Even occupations in the factories, schools and workplaces could take place as a means of taking back what was lost in the previous period. A similar scenario could open up in Spain if Podemos was pushed into power. Italy saw a massively supported General strike in December against the Renzi government.
So explosive is the underlying situation that even the British ruling class is not at all certain about Miliband coming to power. He has made occasional populist radical flourishes on electricity prices, on a living wage, on housing, etc.
Therefore, they worry that mass pressure could develop in Britain in the event of a Miliband government, which could go further than he intends. This is why the coffers of the Tory party are overflowing with £78 million of donations from big business!

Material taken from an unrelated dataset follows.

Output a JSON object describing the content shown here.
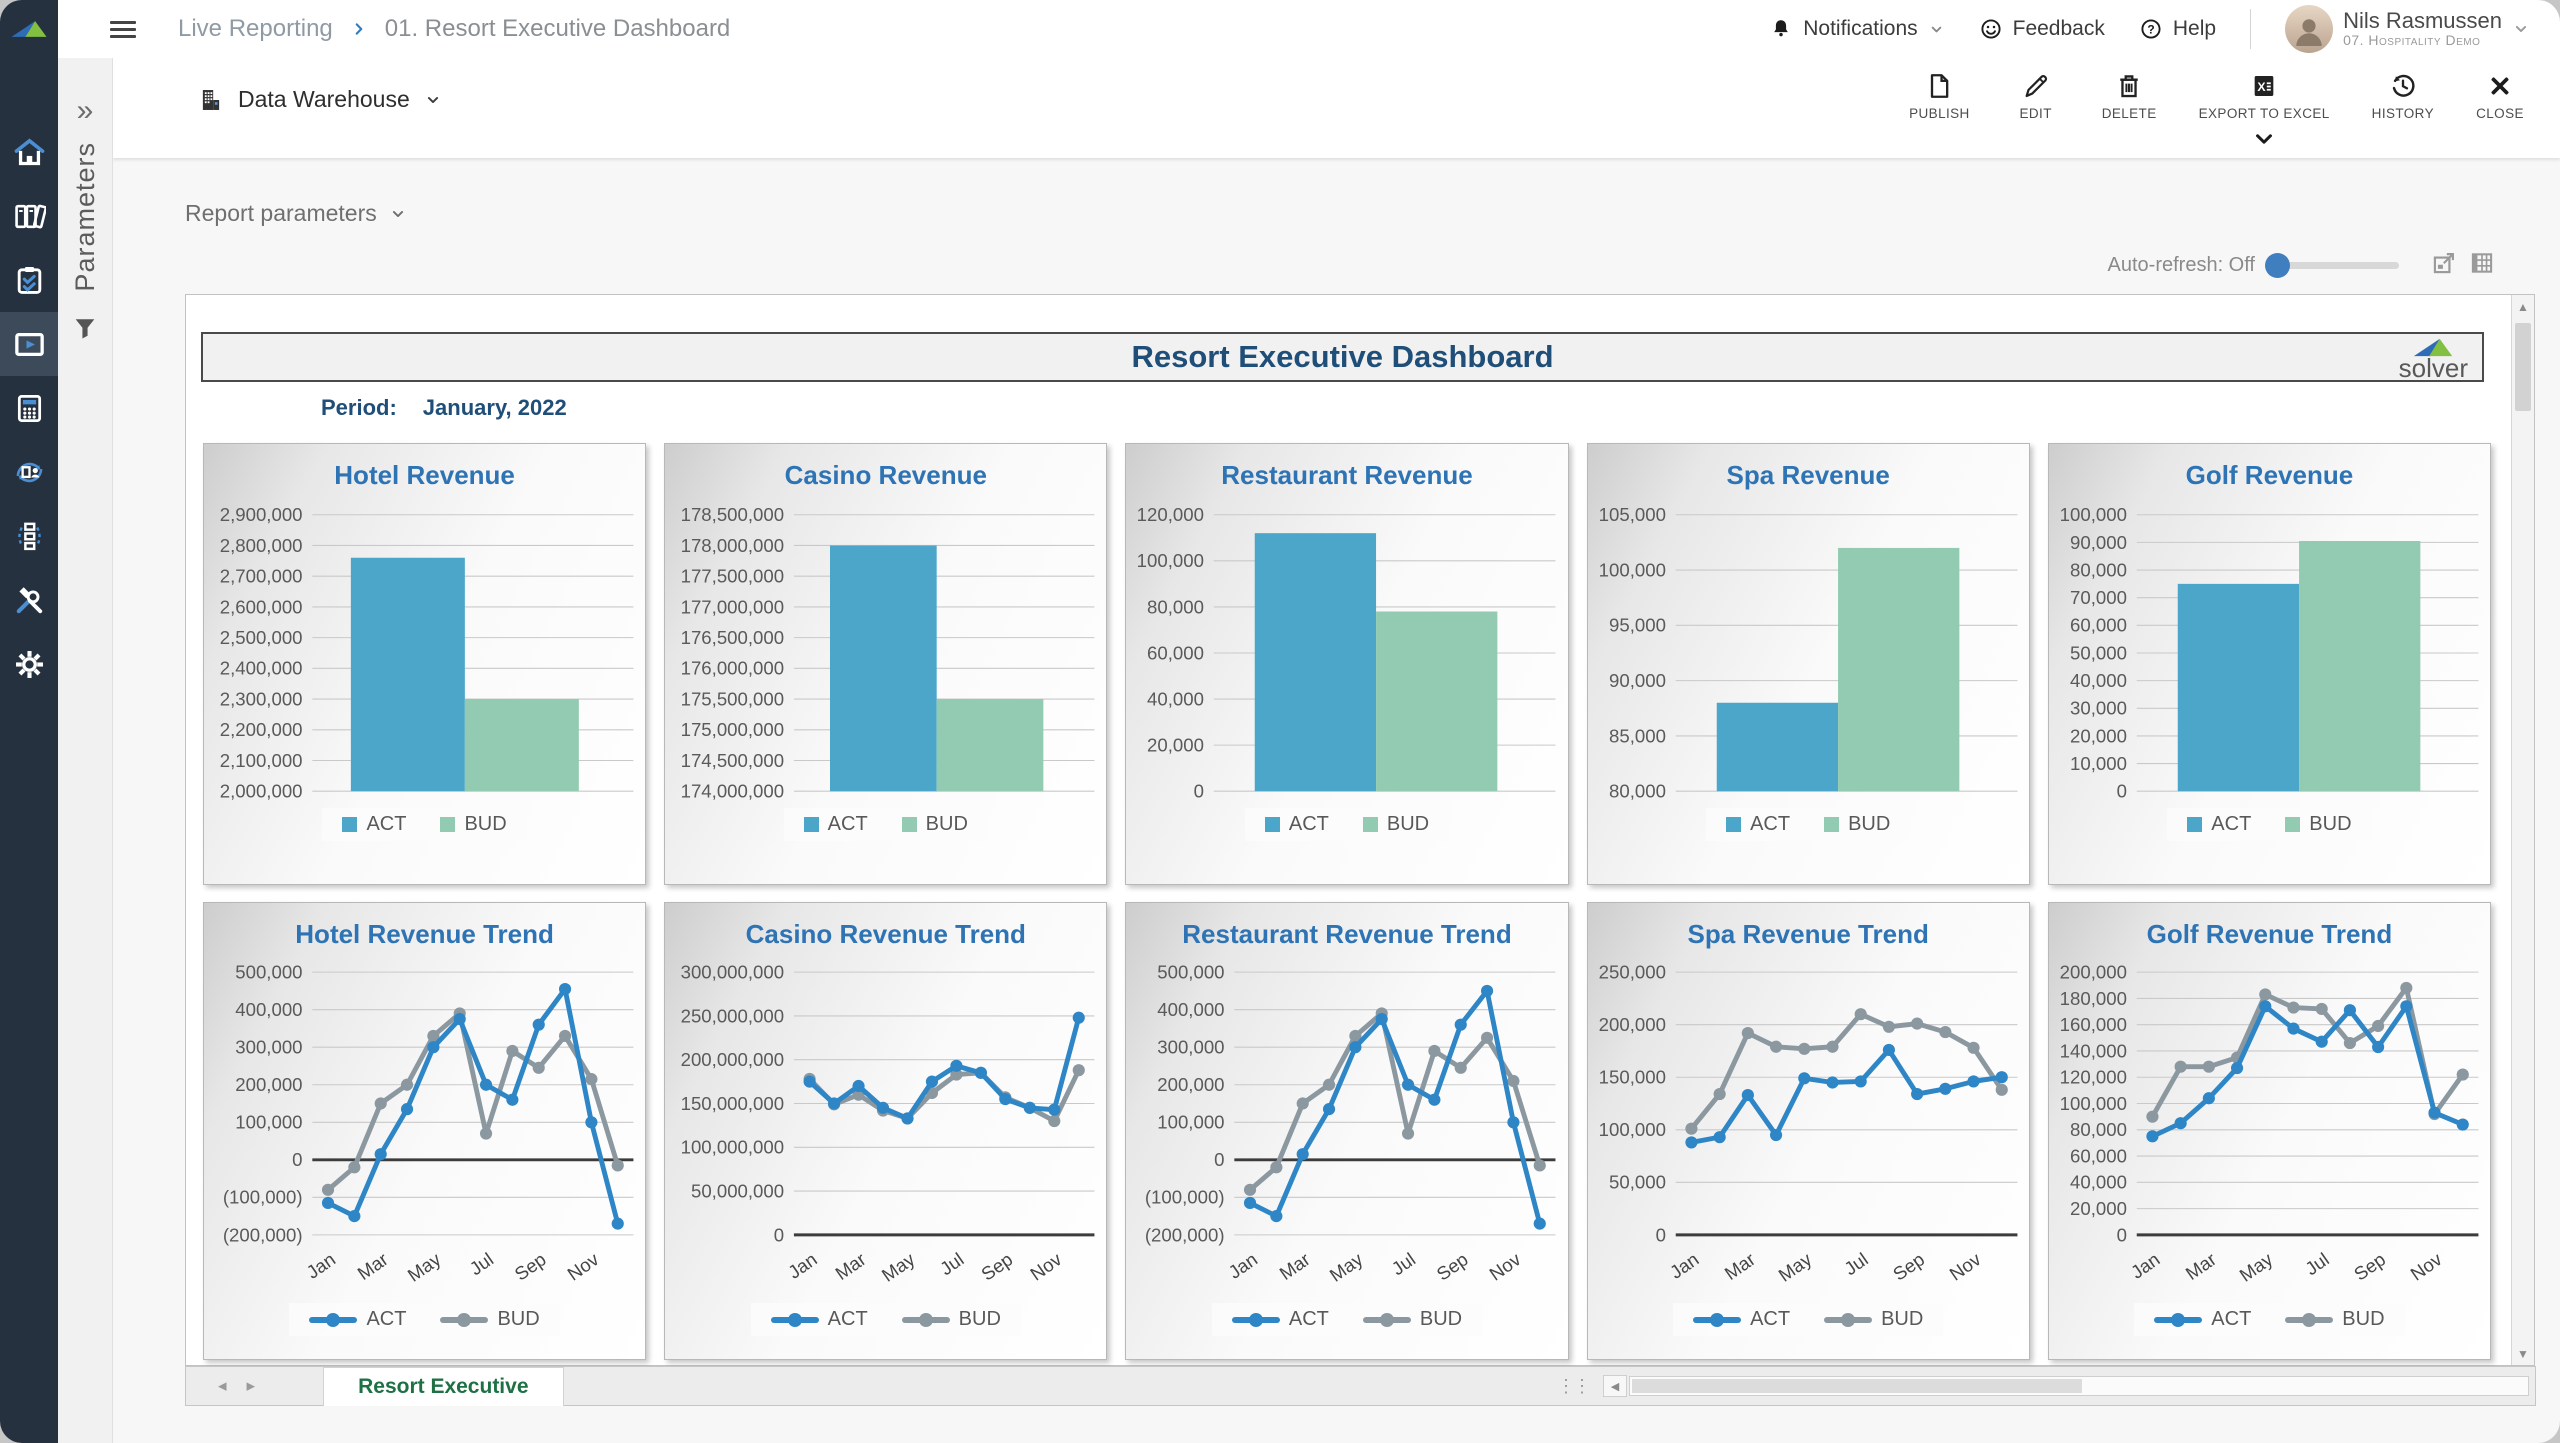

Therefore, the social and political theme of 2015 for Britain and the world will be an increased and worsening crisis of capitalism. It is vital to organise and continue the struggle on the industrial plane.
But it is just as necessary in this pre-election period to ensure that a viable electoral alternative is also in place with the Trade Union and Socialist Coalition (TUSC) gathering together the forces that can offer this.
No matter what the outcome of Britain’s general election, the formation of a new mass workers’ party is posed. We must seize all the opportunities for the Socialist Party and the labour movement in this coming year.